3- Şirkette yükselebilmemiz lazım. İyi iş stratejisi uygulayan şirketlere baktığım zaman orada mağaza müdürlerinin yüzde 100’ünün işlerine işçi olarak başladıklarını görürsünüz.
4- Herkesin ihtiyacı olan önemli bir faktör ise “Kendimizi güvende hissetmek” düşüncesidir.
5- Bir yere ait olmak ve başarıya ulaşmak istiyoruz.
6- İyi bir iş yaptığımız zaman takdir edildiğini duymak istiyoruz. Onaylanmak istiyoruz.
7- Kötü iş yaptığımızda da onu öğrenip kendimizi iyileştirmek arzusundayız.
8- Son olarak yaptığımız işten gurur duymak istiyoruz.
COVID-19 DÖNEMİNE ÖZEL ÖNERİ
1- Bu krizi ve şirketi anlayan, şirketin ne yapması gerektiğini ve şirketin tarihini bilen bir kriz takımı kurulması lazım.
2- Kriz takımının gelen sorunları çok iyi şekilde çözebilmesi gerekli.

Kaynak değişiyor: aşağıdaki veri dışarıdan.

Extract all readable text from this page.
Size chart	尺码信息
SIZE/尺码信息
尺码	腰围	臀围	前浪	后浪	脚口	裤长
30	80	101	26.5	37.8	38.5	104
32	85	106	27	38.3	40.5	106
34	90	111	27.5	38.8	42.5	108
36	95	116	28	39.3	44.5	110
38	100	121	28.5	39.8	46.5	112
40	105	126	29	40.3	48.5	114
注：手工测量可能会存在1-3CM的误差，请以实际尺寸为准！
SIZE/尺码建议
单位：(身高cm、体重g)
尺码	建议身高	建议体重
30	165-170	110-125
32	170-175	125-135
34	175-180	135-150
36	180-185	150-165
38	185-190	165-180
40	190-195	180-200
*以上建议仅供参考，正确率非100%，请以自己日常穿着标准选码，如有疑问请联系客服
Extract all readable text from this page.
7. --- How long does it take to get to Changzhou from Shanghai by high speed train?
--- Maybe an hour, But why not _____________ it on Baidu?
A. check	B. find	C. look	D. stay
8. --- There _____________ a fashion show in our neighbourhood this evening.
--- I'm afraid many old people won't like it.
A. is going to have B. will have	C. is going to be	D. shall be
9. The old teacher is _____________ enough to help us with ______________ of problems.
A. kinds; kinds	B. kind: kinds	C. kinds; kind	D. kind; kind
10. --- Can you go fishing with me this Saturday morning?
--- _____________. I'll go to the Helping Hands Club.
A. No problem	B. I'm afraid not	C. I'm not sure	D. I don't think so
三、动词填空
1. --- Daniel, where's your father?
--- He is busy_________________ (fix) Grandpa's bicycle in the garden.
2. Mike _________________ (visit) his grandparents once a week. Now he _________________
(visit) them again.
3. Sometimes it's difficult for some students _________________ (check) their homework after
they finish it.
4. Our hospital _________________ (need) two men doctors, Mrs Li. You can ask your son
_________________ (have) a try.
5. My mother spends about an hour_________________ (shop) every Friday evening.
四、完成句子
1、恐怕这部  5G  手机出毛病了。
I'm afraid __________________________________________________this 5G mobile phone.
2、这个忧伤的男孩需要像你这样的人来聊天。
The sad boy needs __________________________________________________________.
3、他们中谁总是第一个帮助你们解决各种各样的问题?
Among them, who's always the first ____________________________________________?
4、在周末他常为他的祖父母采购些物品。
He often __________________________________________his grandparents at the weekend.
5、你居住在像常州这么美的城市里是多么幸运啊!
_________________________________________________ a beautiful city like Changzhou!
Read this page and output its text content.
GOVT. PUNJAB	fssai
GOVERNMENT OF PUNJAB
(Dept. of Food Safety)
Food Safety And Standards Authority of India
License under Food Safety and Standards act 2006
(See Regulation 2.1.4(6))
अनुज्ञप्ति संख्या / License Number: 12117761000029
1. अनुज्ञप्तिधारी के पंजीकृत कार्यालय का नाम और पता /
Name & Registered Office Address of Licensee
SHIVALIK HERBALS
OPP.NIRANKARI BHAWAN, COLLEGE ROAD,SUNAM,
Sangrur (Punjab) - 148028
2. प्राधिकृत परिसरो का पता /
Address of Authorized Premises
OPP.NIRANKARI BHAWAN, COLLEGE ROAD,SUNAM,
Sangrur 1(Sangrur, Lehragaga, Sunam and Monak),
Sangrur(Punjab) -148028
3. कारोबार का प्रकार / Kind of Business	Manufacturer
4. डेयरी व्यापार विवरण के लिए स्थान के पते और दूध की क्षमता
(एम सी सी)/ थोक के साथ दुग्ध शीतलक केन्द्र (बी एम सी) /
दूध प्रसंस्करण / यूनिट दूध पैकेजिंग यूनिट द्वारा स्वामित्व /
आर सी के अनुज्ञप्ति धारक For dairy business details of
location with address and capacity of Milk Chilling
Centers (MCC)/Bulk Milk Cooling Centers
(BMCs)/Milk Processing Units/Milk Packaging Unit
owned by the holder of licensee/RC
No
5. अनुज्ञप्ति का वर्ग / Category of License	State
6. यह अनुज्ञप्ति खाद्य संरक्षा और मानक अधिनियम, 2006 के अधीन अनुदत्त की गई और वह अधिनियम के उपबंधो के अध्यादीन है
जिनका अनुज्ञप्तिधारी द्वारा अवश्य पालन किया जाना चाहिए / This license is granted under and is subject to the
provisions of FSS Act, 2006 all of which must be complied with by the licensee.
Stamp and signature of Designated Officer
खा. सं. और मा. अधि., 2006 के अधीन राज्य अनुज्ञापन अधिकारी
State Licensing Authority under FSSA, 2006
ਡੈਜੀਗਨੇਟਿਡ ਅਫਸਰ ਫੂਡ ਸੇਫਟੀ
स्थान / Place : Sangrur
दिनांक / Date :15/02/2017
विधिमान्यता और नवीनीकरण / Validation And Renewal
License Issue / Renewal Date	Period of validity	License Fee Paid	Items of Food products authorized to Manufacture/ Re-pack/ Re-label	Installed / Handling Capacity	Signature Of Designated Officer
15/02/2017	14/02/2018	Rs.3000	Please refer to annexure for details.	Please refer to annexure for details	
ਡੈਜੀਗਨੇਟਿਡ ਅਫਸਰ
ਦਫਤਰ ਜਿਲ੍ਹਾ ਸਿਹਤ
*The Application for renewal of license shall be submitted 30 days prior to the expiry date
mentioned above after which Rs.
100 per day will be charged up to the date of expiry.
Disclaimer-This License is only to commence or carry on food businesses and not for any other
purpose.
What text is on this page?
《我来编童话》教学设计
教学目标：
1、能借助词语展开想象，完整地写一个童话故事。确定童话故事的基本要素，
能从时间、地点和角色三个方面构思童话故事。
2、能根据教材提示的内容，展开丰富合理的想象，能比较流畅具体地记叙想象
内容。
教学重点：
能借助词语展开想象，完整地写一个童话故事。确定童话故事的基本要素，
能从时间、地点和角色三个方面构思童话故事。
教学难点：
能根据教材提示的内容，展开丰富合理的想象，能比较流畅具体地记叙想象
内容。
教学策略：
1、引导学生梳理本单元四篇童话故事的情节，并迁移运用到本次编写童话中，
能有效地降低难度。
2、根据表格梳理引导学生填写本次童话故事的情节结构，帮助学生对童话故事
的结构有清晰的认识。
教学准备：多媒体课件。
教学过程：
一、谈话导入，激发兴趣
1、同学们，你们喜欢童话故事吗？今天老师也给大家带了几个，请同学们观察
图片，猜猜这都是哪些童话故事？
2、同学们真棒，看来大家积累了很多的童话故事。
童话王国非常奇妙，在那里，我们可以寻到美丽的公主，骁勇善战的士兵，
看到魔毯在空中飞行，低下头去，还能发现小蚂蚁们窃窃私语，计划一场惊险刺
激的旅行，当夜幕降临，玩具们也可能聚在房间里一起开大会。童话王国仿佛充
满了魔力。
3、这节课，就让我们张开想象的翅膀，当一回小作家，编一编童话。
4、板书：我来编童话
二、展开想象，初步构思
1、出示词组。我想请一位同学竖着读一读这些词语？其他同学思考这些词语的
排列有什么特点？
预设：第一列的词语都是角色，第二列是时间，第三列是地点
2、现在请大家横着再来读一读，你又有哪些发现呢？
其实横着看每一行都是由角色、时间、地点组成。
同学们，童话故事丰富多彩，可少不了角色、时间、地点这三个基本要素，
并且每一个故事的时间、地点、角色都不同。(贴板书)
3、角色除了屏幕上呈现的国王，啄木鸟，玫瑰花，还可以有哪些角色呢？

Çözüm için gerekirse değişik takımlarla çalışmalı.
3- İzlenmesi gereken bir süreç oluşturulmalı. İnsanlara “Şunu yap bunu yap” demek yerine bu sürece bağlı kalınmalı.
4- Takımın sorun çözme yeteneğinin olması şart. Bunu en iyi yine operasyon mükemmelliği olan şirketler yapacak.
5- Bütün çalışanlara (Fabrikalar dahil) neler olduğunu anlatmak lazım. Kötü haberleri saklamamak lazım…
OPERASYONEL MÜKEMMELLİĞİN 3 SIRRI
1- Birincisi değer… Üç önemli değer var. Önce müşteri gelir. Ne yaparsak yapalım müşteriye iyi hizmet vermek için yapmak gerekiyor. İkinci sırada işçiler var. İşçileri bir rakam olarak değil, gerçekten şirkete değer verecek ve değerini artıracak kişiler olarak görmek lazım. Üçüncü değer ise her zaman daha iyi olmak. Başarılı şirketler hiç “Biz çok iyiyiz”, “Her şeyin sırrını çözdük” demiyorlar. Her zaman kendilerini daha çok iyileştirmeyi düşünüyorlar.
2- İşçiye yatırım, bir başka önemli konudur. Çünkü, operasyonel mükemmellik için işini bilen, işine saatinde gelen, iyi kararlar verebilen çalışanlar lazım.
3- Operasyonel seçimleri doğru yapmak, diğerleri kadar önemli bir başlıktır. Doğru kararlar verdiğinizde, hem işçiye, hem müşteriye hem de yatırım yapan insanlara iyi bir şekilde cevap verilebilir.